Quem me conhece sabe da fase maoísta por que passei logo após o 25 de abril. Embora vivesse grande parte dos anos seguintes a cirandar pelos oceanos atlântico e índico a bordo dos petroleiros da Soponata, ia acompanhando os acontecimentos nacionais e internacionais de acordo com a vulgata dos Grandes Educadores da Classe Operária, quer em Pequim, quer em Lisboa.
Hoje sei que esse não é grande cartão de visita, que se apresente, mas a vida é como é, e aprende-se muito mesmo quando, anos depois, se olha para trás e se pensa: “como podia acreditar que os jovens revolucionários chineses iam para a praia com uma bandeira na mão e o livrinho vermelho na outra?”.
Foi a evocar esse passado mais longínquo, e outro mais recente, quando vivi alguns meses de 1998 em Xangai, que me pus a ver o documentário rodado em Xunqim pelo australiano Nick Torrens durante onze anos para verificar a evolução do pensamento de três gerações sucessivas de chineses.
A primeira dessas gerações corresponde à dos mais velhos, aqueles que sofreram na pele o fanatismo da Revolução Cultural ou dela se assumiram como lídimos defensores e por isso se viram na condição de carrascos.
Hoje, os primeiros só querem esquecer os anos passados em campos de trabalhos forçados, enquanto os segundos arrependem-se dos crimes, mas continuam a admirar o Presidente Mao. Essa é também a geração em que o sonho maior era ter um relógio, um rádio e uma bicicleta.

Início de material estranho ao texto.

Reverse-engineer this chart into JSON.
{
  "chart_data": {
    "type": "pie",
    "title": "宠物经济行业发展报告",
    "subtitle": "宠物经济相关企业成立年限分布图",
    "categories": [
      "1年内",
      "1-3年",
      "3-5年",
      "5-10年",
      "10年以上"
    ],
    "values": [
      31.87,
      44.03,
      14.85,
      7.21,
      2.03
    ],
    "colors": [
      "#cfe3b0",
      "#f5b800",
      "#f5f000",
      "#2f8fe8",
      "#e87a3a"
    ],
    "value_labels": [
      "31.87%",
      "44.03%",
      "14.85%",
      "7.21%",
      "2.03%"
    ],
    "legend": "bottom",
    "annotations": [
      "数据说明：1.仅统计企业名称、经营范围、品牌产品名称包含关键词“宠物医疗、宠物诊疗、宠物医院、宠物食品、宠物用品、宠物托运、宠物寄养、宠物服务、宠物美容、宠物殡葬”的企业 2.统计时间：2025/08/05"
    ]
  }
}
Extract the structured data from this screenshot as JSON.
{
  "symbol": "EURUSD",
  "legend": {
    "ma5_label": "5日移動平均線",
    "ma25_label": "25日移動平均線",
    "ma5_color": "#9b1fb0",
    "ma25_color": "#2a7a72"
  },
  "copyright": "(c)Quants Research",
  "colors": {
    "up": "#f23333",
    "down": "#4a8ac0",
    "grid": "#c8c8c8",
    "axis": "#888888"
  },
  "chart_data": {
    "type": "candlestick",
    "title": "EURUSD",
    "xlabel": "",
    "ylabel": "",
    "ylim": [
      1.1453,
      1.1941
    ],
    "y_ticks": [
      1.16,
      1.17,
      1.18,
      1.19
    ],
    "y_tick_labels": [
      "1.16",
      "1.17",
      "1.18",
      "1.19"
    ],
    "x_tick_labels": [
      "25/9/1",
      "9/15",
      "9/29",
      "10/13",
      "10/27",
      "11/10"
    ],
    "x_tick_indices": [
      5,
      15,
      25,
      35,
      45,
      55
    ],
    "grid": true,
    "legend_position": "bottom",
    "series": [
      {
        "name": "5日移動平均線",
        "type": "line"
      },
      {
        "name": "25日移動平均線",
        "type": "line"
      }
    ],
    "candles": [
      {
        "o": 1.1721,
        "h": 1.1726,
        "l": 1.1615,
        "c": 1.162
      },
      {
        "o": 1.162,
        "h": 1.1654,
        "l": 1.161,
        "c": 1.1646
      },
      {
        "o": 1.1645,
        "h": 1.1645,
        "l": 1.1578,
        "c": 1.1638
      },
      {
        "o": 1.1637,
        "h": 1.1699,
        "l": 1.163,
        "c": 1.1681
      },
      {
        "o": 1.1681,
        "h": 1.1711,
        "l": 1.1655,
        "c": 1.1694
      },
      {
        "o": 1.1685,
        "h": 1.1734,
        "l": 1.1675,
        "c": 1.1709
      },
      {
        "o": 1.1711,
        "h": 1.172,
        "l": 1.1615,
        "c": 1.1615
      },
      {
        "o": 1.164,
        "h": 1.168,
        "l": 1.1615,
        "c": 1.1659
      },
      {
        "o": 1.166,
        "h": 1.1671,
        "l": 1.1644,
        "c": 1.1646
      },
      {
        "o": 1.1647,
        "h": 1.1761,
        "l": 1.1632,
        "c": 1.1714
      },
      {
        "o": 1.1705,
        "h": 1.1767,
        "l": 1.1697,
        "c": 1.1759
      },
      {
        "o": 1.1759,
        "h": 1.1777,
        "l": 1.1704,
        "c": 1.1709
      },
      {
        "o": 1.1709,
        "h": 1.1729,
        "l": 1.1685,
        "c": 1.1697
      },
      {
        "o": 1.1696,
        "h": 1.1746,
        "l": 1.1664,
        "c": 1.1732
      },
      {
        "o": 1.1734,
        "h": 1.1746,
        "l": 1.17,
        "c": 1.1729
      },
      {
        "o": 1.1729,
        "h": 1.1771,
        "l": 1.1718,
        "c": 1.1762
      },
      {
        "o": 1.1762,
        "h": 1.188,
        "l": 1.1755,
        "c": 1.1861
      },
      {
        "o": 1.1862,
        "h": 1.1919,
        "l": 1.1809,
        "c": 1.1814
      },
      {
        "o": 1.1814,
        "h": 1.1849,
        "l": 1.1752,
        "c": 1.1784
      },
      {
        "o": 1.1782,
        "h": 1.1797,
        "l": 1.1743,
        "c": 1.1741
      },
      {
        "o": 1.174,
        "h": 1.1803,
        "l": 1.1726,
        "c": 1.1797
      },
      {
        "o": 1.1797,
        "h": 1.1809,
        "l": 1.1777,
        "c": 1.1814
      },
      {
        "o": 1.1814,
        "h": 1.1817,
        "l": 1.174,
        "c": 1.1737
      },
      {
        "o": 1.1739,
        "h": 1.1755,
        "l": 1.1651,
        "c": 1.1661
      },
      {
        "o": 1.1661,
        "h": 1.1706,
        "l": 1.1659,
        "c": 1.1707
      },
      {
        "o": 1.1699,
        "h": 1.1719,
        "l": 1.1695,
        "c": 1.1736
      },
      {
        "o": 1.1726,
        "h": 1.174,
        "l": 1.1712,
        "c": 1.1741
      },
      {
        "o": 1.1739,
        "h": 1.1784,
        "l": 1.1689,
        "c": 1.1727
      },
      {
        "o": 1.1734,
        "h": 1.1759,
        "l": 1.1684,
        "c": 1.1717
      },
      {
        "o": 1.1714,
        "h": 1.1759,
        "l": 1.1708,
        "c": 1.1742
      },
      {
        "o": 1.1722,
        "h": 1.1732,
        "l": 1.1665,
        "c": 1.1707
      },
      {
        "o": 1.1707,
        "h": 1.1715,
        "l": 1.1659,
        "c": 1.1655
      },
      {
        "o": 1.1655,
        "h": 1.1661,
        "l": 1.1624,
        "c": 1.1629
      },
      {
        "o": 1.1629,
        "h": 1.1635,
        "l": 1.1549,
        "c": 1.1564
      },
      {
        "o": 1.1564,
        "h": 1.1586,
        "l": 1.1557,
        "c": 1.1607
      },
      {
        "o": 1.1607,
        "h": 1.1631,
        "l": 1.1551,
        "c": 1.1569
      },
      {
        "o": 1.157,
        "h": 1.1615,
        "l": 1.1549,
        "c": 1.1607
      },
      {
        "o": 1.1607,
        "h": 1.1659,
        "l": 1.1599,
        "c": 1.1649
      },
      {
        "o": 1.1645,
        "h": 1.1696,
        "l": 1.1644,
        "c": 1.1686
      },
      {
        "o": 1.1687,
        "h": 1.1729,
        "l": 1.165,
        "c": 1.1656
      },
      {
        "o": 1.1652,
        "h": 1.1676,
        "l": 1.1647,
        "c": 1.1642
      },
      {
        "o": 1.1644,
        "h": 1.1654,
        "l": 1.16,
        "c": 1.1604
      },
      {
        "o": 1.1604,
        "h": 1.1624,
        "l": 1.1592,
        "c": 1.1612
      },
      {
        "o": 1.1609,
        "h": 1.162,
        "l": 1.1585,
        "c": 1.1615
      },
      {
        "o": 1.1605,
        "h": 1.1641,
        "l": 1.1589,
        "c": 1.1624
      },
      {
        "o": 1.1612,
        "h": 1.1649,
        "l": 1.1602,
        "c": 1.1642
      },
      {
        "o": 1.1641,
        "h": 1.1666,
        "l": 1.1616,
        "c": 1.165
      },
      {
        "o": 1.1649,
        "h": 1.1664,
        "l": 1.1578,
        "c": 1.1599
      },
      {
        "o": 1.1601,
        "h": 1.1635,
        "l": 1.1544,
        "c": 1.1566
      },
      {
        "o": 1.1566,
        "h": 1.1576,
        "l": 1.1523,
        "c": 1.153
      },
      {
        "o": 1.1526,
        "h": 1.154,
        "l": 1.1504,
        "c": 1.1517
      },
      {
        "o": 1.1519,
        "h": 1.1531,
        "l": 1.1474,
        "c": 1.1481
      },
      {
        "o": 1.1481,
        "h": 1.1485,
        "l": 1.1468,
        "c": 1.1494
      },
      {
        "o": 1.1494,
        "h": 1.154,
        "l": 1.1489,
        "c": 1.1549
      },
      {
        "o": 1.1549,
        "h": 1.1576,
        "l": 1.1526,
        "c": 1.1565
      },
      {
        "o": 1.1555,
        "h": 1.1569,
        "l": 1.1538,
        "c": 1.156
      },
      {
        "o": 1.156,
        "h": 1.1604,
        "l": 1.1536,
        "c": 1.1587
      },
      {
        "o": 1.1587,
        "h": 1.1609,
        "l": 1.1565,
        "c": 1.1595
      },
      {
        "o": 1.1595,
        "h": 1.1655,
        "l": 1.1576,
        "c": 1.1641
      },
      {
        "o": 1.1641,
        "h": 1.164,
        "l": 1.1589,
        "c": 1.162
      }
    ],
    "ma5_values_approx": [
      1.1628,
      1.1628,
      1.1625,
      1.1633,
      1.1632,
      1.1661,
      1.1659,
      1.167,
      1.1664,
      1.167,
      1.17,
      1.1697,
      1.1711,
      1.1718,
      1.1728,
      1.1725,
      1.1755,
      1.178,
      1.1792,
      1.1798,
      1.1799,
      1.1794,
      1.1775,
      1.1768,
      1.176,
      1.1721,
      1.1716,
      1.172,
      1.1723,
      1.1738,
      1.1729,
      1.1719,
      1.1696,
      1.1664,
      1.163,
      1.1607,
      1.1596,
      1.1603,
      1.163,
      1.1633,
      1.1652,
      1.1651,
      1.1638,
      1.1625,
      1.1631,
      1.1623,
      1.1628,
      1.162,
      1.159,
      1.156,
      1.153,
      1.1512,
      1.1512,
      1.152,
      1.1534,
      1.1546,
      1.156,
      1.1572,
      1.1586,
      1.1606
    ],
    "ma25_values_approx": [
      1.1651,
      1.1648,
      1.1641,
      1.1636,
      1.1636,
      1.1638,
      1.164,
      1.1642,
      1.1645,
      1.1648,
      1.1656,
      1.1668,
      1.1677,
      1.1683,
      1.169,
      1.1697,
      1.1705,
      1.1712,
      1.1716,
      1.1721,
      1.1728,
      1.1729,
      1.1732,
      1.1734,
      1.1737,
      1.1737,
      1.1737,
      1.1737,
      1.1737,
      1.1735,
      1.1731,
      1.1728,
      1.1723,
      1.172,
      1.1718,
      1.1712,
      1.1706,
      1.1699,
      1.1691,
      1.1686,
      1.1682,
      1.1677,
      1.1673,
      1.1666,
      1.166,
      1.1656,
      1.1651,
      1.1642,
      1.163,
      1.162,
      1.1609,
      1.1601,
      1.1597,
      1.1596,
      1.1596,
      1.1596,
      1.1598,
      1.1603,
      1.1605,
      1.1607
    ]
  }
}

Isso devolve-me à memória da experiência pessoal no estaleiro de Pudong e para a alegria do meu intérprete, Deng, quando apareceu um dia todo orgulhoso com a bicicleta acabada de comprar e que passou horas e horas a experimentar no cais junto ao portaló do «Fernando Pessoa», o navio onde então era Engenheiro Chefe de Máquinas.
Vindo de uma vila do interior situada a mais de dois mil quilómetros de distância da grande metrópole, ele sempre me pareceu o parolo embasbacado com tudo quanto via na grande cidade.
Foi essa a geração, que rapidamente progrediu e ganhou uma qualidade de vida cada vez mais desafogada, expressa no filme pela rapariga capaz de confessar para a câmara que preferiria chorar no interior de um BMW do que rir numa bicicleta. Ansiosa por casar, consegue-o à força de muita persistência junto do pouco convencido namorado, cuja mãe não poupava em críticas à indesejada nora.
Para Lei, a jovem dona da casa-de-chá, que nos vai servindo de cicerone em quase todo o filme, a situação atual insatisfá-la. Ela desejaria que a sociedade questionasse a História recente desde os tempos da Revolução Cultural até ao esmagamento da revolta da praça Tiananmen, mas só encontra indiferença à sua volta.
Ao abordar esses tempos difíceis só encontra a incompreensão dos acomodados ou o medo dos que se acobardam. É por isso dela o terceiro sonho do documentário: o de ver os seus contemporâneos ocuparem-se com as grandes questões quanto ao sentido da vida, depois de terem sucessivamente alcançado as fases de conseguirem as bicicletas, e depois os automóveis de topo de gama.